Ollama Local
PassAudited by ClawScan on May 1, 2026.
Overview
This skill appears purpose-aligned for Ollama management, but it can change your Ollama model list and send prompts to whatever Ollama server you configure.
This skill is reasonable to install if you want Ollama model management and local inference helpers. Before use, confirm the Ollama host, avoid sending private data to untrusted remote servers, and treat pull/remove/sub-agent commands as actions that can affect your local resources or model inventory.
Findings (4)
Artifact-based informational review of SKILL.md, metadata, install specs, static scan signals, and capability signals. ClawScan does not execute the skill or run runtime probes.
A mistaken or autonomous remove command could delete an installed model from the selected Ollama server.
The helper can delete an Ollama model from the configured server. This is disclosed model-management behavior, but it changes local or remote model state.
api_request("/api/delete", method="DELETE", data={"name": model_name})Use remove commands only for a specific model the user asked to delete, and confirm the intended OLLAMA_HOST before running them.
Pulling models can download large external artifacts whose behavior and provenance depend on the selected Ollama model source.
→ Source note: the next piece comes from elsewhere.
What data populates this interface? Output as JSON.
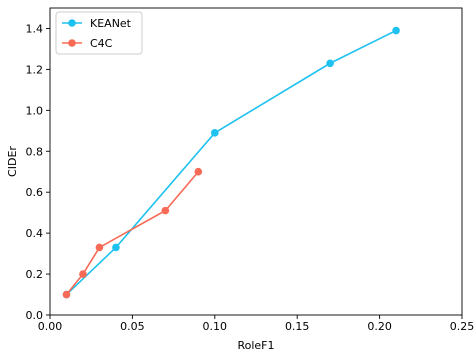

The pull helper asks Ollama to download a named model. This is central to the skill, but model provenance and trust are delegated to Ollama and the chosen model tag.
for chunk in api_stream("/api/pull", {"name": model_name}):Pull models from trusted sources and prefer known model names/tags for sensitive workflows.
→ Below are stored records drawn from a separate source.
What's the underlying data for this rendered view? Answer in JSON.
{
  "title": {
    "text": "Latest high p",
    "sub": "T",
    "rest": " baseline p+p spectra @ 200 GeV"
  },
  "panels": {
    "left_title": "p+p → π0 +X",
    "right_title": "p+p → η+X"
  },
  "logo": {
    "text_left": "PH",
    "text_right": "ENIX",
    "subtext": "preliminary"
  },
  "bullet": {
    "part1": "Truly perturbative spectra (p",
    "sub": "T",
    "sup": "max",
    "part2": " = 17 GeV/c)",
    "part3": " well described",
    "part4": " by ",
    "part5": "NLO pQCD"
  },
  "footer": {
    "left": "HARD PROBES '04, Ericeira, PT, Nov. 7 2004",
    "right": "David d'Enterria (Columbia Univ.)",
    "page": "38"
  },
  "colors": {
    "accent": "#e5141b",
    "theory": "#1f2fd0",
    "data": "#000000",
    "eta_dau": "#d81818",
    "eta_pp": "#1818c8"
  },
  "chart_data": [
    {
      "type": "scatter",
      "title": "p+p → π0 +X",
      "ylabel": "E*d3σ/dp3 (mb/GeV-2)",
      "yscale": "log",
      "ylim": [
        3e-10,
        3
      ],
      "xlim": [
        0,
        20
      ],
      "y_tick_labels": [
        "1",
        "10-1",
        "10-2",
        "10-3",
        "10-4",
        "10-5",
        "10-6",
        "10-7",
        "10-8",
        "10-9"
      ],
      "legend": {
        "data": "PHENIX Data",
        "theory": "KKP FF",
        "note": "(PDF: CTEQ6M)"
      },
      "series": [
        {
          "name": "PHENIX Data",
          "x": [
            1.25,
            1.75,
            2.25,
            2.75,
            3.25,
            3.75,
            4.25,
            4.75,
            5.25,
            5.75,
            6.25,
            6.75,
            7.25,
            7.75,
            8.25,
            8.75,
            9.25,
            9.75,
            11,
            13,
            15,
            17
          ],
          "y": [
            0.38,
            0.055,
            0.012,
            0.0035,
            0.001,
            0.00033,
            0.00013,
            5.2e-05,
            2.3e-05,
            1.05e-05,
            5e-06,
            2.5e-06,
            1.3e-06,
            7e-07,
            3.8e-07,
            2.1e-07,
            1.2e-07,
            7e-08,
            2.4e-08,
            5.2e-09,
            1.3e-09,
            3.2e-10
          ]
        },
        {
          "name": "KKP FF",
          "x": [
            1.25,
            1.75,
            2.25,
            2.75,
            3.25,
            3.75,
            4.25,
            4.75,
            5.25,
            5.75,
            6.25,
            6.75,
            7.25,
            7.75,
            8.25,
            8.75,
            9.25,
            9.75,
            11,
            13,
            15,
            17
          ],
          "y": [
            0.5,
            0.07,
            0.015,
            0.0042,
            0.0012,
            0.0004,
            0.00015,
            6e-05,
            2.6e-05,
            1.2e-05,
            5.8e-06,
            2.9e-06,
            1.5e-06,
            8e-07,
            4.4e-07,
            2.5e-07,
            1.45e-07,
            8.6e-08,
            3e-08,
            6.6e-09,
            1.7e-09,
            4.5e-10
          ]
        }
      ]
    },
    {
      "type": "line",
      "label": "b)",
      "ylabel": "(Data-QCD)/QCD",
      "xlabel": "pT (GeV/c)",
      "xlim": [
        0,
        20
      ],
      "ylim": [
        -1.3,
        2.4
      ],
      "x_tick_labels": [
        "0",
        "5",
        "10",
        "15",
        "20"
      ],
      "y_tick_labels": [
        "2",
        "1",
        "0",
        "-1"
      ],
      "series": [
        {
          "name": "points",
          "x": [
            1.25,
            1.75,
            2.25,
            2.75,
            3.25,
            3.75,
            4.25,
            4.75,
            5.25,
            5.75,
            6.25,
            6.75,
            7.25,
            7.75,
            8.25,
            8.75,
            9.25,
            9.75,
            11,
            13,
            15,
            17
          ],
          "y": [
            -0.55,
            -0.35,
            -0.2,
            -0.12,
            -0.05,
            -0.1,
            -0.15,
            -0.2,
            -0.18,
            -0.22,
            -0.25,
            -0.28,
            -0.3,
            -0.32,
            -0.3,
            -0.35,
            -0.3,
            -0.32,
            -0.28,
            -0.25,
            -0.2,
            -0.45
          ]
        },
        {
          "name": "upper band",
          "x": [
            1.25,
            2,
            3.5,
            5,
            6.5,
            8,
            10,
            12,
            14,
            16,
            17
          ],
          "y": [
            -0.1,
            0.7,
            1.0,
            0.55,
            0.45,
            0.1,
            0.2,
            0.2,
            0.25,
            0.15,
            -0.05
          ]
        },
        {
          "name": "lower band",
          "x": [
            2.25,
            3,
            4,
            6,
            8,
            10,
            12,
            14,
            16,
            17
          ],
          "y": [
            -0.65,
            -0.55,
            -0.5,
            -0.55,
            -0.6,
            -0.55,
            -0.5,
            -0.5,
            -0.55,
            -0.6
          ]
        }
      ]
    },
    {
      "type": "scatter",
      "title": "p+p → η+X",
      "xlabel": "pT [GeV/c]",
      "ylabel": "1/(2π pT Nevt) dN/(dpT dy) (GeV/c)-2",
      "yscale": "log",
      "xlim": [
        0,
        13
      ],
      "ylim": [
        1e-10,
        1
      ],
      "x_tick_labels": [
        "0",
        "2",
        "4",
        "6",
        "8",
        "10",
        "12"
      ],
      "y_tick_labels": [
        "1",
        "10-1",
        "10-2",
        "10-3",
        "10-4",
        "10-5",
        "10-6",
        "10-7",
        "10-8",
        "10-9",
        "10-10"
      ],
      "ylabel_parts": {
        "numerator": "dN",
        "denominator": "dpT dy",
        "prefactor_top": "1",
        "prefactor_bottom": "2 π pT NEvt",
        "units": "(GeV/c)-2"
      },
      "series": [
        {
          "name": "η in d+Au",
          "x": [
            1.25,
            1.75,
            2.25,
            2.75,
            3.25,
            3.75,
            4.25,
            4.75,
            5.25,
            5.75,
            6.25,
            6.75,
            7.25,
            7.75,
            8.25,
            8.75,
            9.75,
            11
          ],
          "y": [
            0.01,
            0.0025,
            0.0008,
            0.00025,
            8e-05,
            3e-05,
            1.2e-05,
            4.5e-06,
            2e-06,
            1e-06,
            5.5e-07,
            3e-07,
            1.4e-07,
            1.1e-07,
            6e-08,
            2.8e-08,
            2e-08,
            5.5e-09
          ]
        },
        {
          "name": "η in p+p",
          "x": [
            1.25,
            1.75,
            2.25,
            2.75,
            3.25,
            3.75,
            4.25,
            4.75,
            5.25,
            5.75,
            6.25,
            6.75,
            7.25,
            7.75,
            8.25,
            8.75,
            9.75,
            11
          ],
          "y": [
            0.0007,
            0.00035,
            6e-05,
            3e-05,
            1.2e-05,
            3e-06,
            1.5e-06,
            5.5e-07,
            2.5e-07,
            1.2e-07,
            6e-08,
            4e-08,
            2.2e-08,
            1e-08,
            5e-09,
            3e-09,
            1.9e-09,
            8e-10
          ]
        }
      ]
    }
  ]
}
If OLLAMA_HOST points to a remote server, private prompts or embedded text may leave the local machine, and the examples use plain HTTP.
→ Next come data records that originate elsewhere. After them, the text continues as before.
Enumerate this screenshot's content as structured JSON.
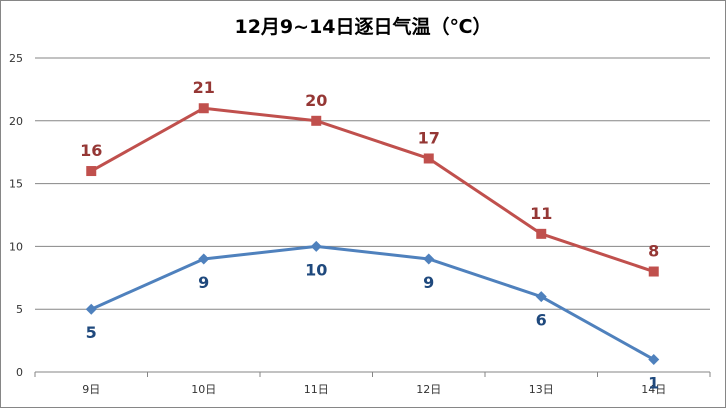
{
  "chart_data": {
    "type": "line",
    "title": "12月9~14日逐日气温（℃）",
    "categories": [
      "9日",
      "10日",
      "11日",
      "12日",
      "13日",
      "14日"
    ],
    "ylim": [
      0,
      25
    ],
    "yticks": [
      0,
      5,
      10,
      15,
      20,
      25
    ],
    "grid": true,
    "series": [
      {
        "values": [
          16,
          21,
          20,
          17,
          11,
          8
        ],
        "color": "#C0504D",
        "label_color": "#953735",
        "marker": "square",
        "label_position": "above"
      },
      {
        "values": [
          5,
          9,
          10,
          9,
          6,
          1
        ],
        "color": "#4F81BD",
        "label_color": "#1F497D",
        "marker": "diamond",
        "label_position": "below"
      }
    ]
  }
}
The skill explicitly supports a remote Ollama host. Chat prompts, system prompts, and embedding text are sent to the configured host.
export OLLAMA_HOST="http://localhost:11434" # Or for remote server: export OLLAMA_HOST="http://192.168.1.100:11434"
Keep OLLAMA_HOST on localhost for private data, or use only trusted remote Ollama servers and appropriate network protections.
Sub-agents may consume local compute resources and receive task details that the user may not expect to share across multiple agents.
The documentation shows spawning one or more local Ollama sub-agents. This is disclosed and purpose-aligned, but it delegates task context to additional agents.
Spawn local model sub-agents with `sessions_spawn` ... for a in agents:
sessions_spawn(task=a["task"], model=a["model"], label=a["label"])Spawn sub-agents only when useful for the user’s task, limit the number of agents, and avoid passing secrets unless necessary.